Karena tercatat terlanggar banjir bandang yang merendam kelurahan ini. Untuk pengendalian banjir dibangun pula waduk Grogol yang letaknya di jalan dr. Semeru (Sumeru) sekarang ini. Di tengah waduk ada air muncrat yang memang agak indah tetapi meresahkan masyarakat. Pasalnya air yang muncrat tadi kualitasnya kurang bagus. Sering ketika butiran air yang menjulang tinggi lalu ditiup angin pantai, maka banyak baju penduduk yang sedang dijemur tiba-tiba saja diberi tambahan noda kuning dan berbau got. Bertepatan dengan alat pompa yang sering ngadat, maka pemandangan air muncrat sudah nyaris tidak dipertunjukkan. Soal nama jalan juga unik. Nama jalan di sini mengambil nama pahlawan seperti Latumeten, Sumeru, Mawardi, Susilo. Semeru adalah nama dari Dokter Sumeru, salah satu tokoh pejuang bangsa Indonesia, di samping nama Dokter Mawardi, Dokter Susilo. Lalu lidah Jawa mulai mengubahnya menjadi Semeru. Dan seperti keahlian bangsa ini, nama ini pun diutak-atik lagi sehingga menjadi suatu statement bahwa S(u)meru adalah nama Gunung. Nama dokter Mawardi cuma kepleset sedikit menjadi dr. Muwardi.
25. Utan Kayu
Dulunya memang berbentuk hutan di samping basis prajurit Mataram mau menyerang Batavia. Hutan ini sumber kayu dari perumahan-perumahan maupun perkampungan para pengepung Batavia maupun benteng Belanda jaman dulu. Saking lebatnya hutan ini yang disertai rawa-rawa kemudian saat pembangunan daerah ini, mulai disebut Hutan Kayu yang kemudian dipersingkat menjadi Utan Kayu. Sisa kejayaan dari hutan ini masih dirasakan hingga saat ini di mana kawasan ini masih cukup hijau dan sejuk meski bukan termasuk dalam kawasan mewah seperti halnya Menteng.
26. Rawamangun
Melanjutkan cerita mengenai Utan Kayu, hutan yang sangat lebat disertai yang di dalamnya terdapat banyak rawa-rawa yang kemudian setelah masa perang dengan Mataram selesai dan perluasan kota Batavia, mulai diterabas untuk pembangunan wilayah perumahan. Struktur tanah yang sifatnya rawa-rawa asalnya, membuat banyak pembangunan yang menggunakan pondasi ekstra dalam untuk wilayah ini, dan seperti halnya sifat rawa-rawa yang selalu berada di tengah hutan dan mirip halnya daerah Utan Kayu, Rawamangun juga masih relatif lebih hijau.
27. Hek
Tempat yang terletak antara Kantor Kecamatan Kramatjati dan kantor Polisi Resor Kramatjati, sekitar persimpangan dari jalan Raya Bogor ke Taman Mini Indonesia Indah (TMII) terus ke Pondokgede, dikenal dengan nama Hek. Rupanya, nama tersebut berasal dari bahasa Belanda. Menurut Kamus Umum Bahasa Belanda – Indonesia (Wojowasito 1978:269), kata Hek berarti pagar. Tetapi menurut Verklarend Handwoordenboek der Nederlandse Taal (Koenen- Endpols, 1946:388), kata Hek dapat juga berarti pintu pagar (“..raam-of traliewerk…”).
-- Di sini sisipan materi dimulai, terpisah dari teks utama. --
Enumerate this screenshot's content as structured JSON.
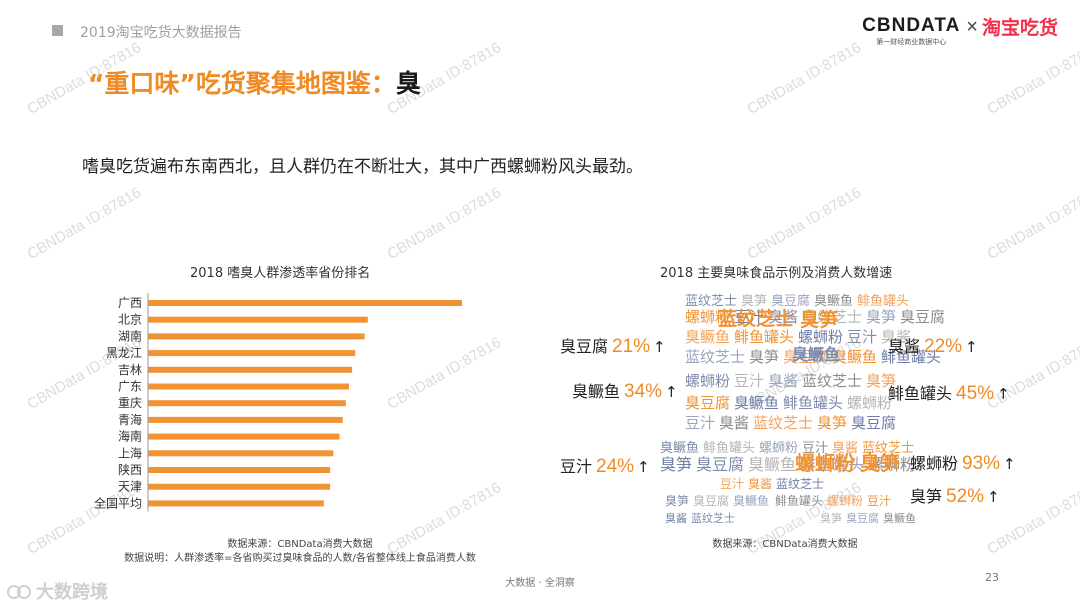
{
  "header": {
    "report_title": "2019淘宝吃货大数据报告",
    "brand_cbn": "CBNDATA",
    "brand_cbn_sub": "第一财经商业数据中心",
    "brand_times": "×",
    "brand_taobao": "淘宝吃货"
  },
  "headline": {
    "prefix": "“重口味”吃货聚集地图鉴：",
    "keyword": "臭"
  },
  "subhead": "嗜臭吃货遍布东南西北，且人群仍在不断壮大，其中广西螺蛳粉风头最劲。",
  "watermark": "CBNData ID:87816",
  "chart_data": [
    {
      "type": "bar",
      "orientation": "horizontal",
      "title": "2018 嗜臭人群渗透率省份排名",
      "categories": [
        "广西",
        "北京",
        "湖南",
        "黑龙江",
        "吉林",
        "广东",
        "重庆",
        "青海",
        "海南",
        "上海",
        "陕西",
        "天津",
        "全国平均"
      ],
      "values": [
        100,
        70,
        69,
        66,
        65,
        64,
        63,
        62,
        61,
        59,
        58,
        58,
        56
      ],
      "value_note": "relative index, axis unlabeled",
      "bar_color": "#f29333",
      "source": "数据来源：CBNData消费大数据",
      "note": "数据说明：人群渗透率=各省购买过臭味食品的人数/各省整体线上食品消费人数"
    },
    {
      "type": "table",
      "title": "2018 主要臭味食品示例及消费人数增速",
      "items": [
        {
          "name": "臭豆腐",
          "growth": "21%",
          "arrow": "↑"
        },
        {
          "name": "臭鳜鱼",
          "growth": "34%",
          "arrow": "↑"
        },
        {
          "name": "豆汁",
          "growth": "24%",
          "arrow": "↑"
        },
        {
          "name": "臭酱",
          "growth": "22%",
          "arrow": "↑"
        },
        {
          "name": "鲱鱼罐头",
          "growth": "45%",
          "arrow": "↑"
        },
        {
          "name": "螺蛳粉",
          "growth": "93%",
          "arrow": "↑"
        },
        {
          "name": "臭笋",
          "growth": "52%",
          "arrow": "↑"
        }
      ],
      "source": "数据来源：CBNData消费大数据",
      "accent_color": "#f08a24"
    }
  ],
  "wordcloud": {
    "words": [
      "蓝纹芝士",
      "臭笋",
      "臭豆腐",
      "臭鳜鱼",
      "鲱鱼罐头",
      "螺蛳粉",
      "豆汁",
      "臭酱"
    ]
  },
  "footer": {
    "logo_text": "大数跨境",
    "center_text": "大数据 · 全洞察",
    "page": "23"
  }
}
Dari seorang penduduk setempat yang sudah berumur lanjut, diperoleh keterangan, bahwa di tempat itu dahulu memang ada pintu pagar, terbuat dari kayu bulat, ujung – ujungnya diruncingkan, berengsel besi besar-besar, bercat hitam. Pintu itu digunakan sebagai jalan keluar-masuk kompleks peternakan sapi, yang sekelilingnya berpagar kayu bulat. Kompleks peternakan sapi itu dewasa ini menjadi kompleks Pemadam Kebakaran dan Kompleks Polisi Resort Keramatjati.
Sampai tahun tujuh puluhan kompleks tersebut masih biasa disebut budreh, ucapan penduduk umum untuk kata boerderij, yang berarti kompleks pertanian dan atau peternakan. Kompleks peternakan tersebut merupakan salah satu bagian dari Tanah Partikelir Tanjoeng Oost, yang pada masa sebelum Perang Dunia Kedua terkenal akan hasil peternakannya, terutama susu segar untuk konsumsi orang-orang Belanda di Batavia. (Sumber: De Haan 1935: Van Diesen 1989).
28. Jalan Cengkeh
Jalan Cengkeh terletak di Kota Tua Jakarta sebelah utara Kantor Pos, di samping sebelah timur Pasar Pisang. Dahulu jaman penjajahan Belanda, jalan itu bernama Princenstraat, tetapi umum juga disebut Jalan Batutumbuh, mungkin karena di sana terdapat batu bertulis. Kawasan sekitar batu prasasti Purnawarman, di Tugu juga biasa disebut Kampung Batutumbuh.
Pada tahun 1918, di dekat tikungan Jalan Cengkeh ke Jalan Kalibesar Timur, yang waktu itu bernama Groenestraat, ditemukan batu bertulis peninggalan orang-orang Portugis, yang biasa disebut padrao. Padrao itu dipancangkan oleh orang-orang Portugis, menandai tempat akan dibangun sebuah benteng, sesuai dengan perjanjian yang dibuat antara Raja Sunda dengan perutusan Portugis yang dipimpin oleh Henriquez de Lemme, yang menurut Sukamto ditandatangani pada tanggal 21 Agustus 1522. Batu bertulis itu diberi ukiran berupa lencana.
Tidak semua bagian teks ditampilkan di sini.